Comme si cela ne suffisait pas, à mesure que la nouvelle se répandait et que les réactions affluaient, la théâtralité s’est amplifiée. Tweet après tweet, Elon Musk a attisé les flammes avec la verve d’un super-vilain. 

On l’a vu demander un cryptage de bout en bout pour les messages directs envoyés sur Twitter, puis promettre de remettre de la cocaïne dans le Coca-Cola. Il était à la fois le propriétaire, le visionnaire et le bouffon de la cour. Il était invincible.

En bref, nous sommes dans de beaux draps.

Au-delà de cette folie, l’objectif déclaré d’Elon Musk à travers le rachat de Twitter porte sur un prétendu retour à la liberté d’expression, ou une réduction de la modération du contenu. Dans ce cas précis, la « liberté d’expression » est en réalité un blanc-seing permettant à la droite d’intimider sans retenue.

Twitter va devenir encore plus inaccessible

D’après ce que nous savons jusqu’à présent, c’est-à-dire très peu de choses, si Twitter se retrouve finalement entre ses mains, il affirme qu’il ouvrira les algorithmes afin que les utilisateurs aient une meilleure idée de ce qui se passe en coulisses.

Mais il fera également de Twitter une société privée, ce qui va à l’encontre de l’ambition affichée de rendre la plateforme plus transparente. D’une opacité déjà frustrante, Twitter va devenir encore plus inaccessible.

L’appel d’Elon Musk à une approche plus laxiste en matière de modération des contenus a déjà résonné et dynamisé la droite américaine, qui y voit la possibilité d’un retour de l’ancien président Donald Trump.

Le rachat par Elon Musk pourrait avoir un effet dévastateur sur les membres déjà marginalisés de la communauté numérique

Même si Trump affirme jusqu’à présent qu’il ne reviendra pas sur Twitter, les récents événements ont certainement relevé les enjeux alors que les activistes du numérique se démènent pour cerner ce nouveau paysage.

La plupart s’accordent à dire que le rachat par Elon Musk pourrait avoir un effet dévastateur sur les membres déjà marginalisés de la communauté numérique.

Selon l’organisation de défense des droits numériques Access Now, « à moins que les protections nécessaires en matière de droits de l’homme ne soient incluses dans les conditions de la vente – qui n’ont pas encore été divulguées –, les actionnaires de Twitter doivent voter contre l’accord pour défendre les utilisateurs les plus vulnérables de la plateforme ».

Néanmoins, les partisans d’Elon Musk continuent de mettre en valeur sa prétendue quête visant à sauver la liberté d’expression et soutiennent que le milliardaire pourrait investir dans une multitude d’autres produits pour gagner encore plus d’argent.

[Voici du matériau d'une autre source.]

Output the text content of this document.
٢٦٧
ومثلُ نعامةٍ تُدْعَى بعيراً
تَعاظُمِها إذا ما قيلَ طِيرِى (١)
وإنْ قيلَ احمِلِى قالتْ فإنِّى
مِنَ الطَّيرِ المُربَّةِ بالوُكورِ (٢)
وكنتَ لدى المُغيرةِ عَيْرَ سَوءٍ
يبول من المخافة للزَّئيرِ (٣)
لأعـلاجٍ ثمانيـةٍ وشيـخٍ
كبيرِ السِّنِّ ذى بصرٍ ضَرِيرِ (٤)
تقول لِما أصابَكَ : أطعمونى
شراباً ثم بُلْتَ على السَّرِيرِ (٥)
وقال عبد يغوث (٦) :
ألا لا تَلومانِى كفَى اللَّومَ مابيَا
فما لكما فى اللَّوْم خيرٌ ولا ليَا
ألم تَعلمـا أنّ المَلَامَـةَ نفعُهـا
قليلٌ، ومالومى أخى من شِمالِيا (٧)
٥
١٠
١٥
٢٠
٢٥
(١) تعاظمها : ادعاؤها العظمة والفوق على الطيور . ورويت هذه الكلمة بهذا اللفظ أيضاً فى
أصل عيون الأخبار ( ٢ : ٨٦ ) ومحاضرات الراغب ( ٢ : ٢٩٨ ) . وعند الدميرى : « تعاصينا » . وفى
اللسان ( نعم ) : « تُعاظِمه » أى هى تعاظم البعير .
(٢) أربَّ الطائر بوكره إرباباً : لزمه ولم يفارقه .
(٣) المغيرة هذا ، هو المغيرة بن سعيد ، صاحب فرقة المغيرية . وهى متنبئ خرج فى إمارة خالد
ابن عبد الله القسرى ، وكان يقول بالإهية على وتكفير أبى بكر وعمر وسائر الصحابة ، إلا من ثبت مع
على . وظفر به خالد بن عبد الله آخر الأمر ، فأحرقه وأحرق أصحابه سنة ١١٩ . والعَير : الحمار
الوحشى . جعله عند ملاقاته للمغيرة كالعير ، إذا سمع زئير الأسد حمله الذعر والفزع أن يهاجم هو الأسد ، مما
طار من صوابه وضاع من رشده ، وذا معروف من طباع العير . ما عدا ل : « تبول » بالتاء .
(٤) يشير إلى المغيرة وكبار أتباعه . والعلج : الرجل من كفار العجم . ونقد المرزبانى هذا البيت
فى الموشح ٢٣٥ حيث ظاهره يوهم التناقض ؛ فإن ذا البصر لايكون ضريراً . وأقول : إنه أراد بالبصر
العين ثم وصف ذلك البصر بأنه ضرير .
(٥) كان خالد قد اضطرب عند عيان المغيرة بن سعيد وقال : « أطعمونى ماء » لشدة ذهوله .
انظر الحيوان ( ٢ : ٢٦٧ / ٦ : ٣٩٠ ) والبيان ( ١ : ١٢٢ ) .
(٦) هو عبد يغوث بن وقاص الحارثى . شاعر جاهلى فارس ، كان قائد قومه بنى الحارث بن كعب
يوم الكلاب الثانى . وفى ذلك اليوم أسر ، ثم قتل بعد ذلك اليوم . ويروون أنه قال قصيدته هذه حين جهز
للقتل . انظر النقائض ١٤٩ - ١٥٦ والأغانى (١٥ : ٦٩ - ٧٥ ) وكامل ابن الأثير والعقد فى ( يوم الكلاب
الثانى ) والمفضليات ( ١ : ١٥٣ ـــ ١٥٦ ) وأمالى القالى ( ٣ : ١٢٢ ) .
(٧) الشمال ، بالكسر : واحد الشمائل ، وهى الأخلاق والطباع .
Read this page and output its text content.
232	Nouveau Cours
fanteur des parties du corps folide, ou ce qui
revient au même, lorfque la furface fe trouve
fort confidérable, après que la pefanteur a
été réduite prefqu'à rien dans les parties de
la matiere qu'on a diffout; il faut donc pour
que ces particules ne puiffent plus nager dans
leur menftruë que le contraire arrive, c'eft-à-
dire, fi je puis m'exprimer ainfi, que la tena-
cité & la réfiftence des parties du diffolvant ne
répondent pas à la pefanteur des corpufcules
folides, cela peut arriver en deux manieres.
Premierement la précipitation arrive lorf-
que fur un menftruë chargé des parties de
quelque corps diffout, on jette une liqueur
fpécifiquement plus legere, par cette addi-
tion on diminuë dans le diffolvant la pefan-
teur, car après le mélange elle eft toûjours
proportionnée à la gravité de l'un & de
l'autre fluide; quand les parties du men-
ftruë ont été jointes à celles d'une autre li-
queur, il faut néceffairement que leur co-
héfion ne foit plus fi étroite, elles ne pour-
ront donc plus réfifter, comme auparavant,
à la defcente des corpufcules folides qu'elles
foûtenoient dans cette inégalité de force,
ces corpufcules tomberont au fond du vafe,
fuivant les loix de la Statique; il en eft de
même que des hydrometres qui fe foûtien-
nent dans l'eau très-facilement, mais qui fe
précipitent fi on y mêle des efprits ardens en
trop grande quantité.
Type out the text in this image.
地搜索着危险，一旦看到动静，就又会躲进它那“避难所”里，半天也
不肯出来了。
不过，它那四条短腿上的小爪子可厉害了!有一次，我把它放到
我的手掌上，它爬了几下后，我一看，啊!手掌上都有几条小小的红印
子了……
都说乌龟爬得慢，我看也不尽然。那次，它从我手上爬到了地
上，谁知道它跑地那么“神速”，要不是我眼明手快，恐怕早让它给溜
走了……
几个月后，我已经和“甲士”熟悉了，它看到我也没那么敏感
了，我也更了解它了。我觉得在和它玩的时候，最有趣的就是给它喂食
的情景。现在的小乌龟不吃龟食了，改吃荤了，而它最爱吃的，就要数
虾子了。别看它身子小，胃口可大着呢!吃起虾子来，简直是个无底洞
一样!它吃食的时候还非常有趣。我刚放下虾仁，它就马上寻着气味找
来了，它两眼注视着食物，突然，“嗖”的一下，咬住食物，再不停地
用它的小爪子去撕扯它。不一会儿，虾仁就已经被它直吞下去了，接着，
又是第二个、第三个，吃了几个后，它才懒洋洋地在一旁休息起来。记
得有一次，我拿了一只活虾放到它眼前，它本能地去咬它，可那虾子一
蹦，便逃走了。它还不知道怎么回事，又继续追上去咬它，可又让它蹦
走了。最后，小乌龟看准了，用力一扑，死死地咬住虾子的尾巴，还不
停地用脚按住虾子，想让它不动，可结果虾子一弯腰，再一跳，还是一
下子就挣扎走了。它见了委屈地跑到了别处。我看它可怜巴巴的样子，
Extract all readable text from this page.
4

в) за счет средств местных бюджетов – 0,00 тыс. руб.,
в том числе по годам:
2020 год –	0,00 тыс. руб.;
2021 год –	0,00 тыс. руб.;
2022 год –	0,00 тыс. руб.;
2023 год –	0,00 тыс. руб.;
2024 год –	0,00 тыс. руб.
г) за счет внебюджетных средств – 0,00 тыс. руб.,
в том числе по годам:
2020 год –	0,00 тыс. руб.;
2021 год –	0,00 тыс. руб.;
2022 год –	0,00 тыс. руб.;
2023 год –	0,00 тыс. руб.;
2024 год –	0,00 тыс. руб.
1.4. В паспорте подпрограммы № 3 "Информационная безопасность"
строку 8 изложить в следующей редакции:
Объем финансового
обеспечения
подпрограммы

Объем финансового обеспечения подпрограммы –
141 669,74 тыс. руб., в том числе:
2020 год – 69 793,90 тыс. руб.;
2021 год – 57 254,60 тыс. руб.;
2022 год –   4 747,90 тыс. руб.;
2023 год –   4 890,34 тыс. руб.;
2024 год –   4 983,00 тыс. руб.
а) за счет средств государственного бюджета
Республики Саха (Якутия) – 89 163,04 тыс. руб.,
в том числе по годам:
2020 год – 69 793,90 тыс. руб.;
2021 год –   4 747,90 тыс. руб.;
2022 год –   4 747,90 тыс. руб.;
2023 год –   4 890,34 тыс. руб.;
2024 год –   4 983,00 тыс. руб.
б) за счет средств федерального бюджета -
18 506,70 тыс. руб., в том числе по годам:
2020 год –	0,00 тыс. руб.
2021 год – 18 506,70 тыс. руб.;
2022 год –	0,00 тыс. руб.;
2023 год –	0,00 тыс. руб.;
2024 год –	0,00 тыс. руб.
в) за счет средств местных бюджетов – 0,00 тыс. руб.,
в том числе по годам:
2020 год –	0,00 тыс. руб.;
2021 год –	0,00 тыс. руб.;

Marjorie Taylor Greene, membre d’extrême droite de la Chambre des représentants américaine, s’exprime sur le rachat de Twitter par Elon Musk lors d’une conférence de presse à Washington, le 28 avril 2022 (AFP)
Marjorie Taylor Greene, membre d’extrême droite de la Chambre des représentants américaine, s’exprime sur le rachat de Twitter par Elon Musk lors d’une conférence de presse à Washington, le 28 avril 2

Cela revient à ignorer deux éléments cruciaux : l’immense pouvoir culturel que représente la possession d’une plateforme sociale influente, ainsi que la manière dont cette plateforme a dynamisé la marque d’Elon Musk au cours de la dernière décennie. Twitter est une pièce maîtresse de son jeu.

Par ailleurs, l’idée selon laquelle Elon Musk ferait revenir des sujets de discussion de droite « étouffés » revient à ignorer les propres conclusions de Twitter selon lesquelles les algorithmes du site « amplifient déjà davantage les contenus politiques de droite que ceux de gauche ».

« Étendre la lumière de la conscience »

À travers cette détermination à le présenter comme l’homme ultime qui résoudra les problèmes, qui transforme en or tout ce qu’il touche, déterminé à préserver un esprit américain masculin très pionnier, Elon Musk est érigé par ses partisans en sauveur blanc mythique des temps modernes.

Même l’ancien cofondateur de Twitter, Jack Dorsey, l’a décoré d’un attribut similaire lorsqu’il a approuvé la vente, le décrivant comme « la seule solution à laquelle [il fait] confiance [pour] étendre la lumière de la conscience. »

Tous semblent ignorer qu’Elon Musk n’a littéralement aucun antécédent démontrable en matière d’engagement envers la liberté d’expression, un élément prétendument central de son acquisition

Au-delà de la mise en scène, tous semblent ignorer qu’Elon Musk n’a littéralement aucun antécédent démontrable en matière d’engagement envers la liberté d’expression, un élément prétendument central de son acquisition.

L’histoire de la commande de Tesla annulée en 2016 par Elon Musk, passée par un blogueur qui l’avait critiqué, est certes l’exemple le plus cité, mais on se souvient moins des informations rapportées par Bloomberg en 2021, selon lesquelles Tesla avait demandé au gouvernement chinois de censurer les critiques à l’encontre de l’entreprise sur les réseaux sociaux.

Ces exemples nous en disent long sur la mesquinerie d’Elon Musk et sa volonté d’instrumentaliser les tactiques répressives d’un État autocratique pour protéger sa marque.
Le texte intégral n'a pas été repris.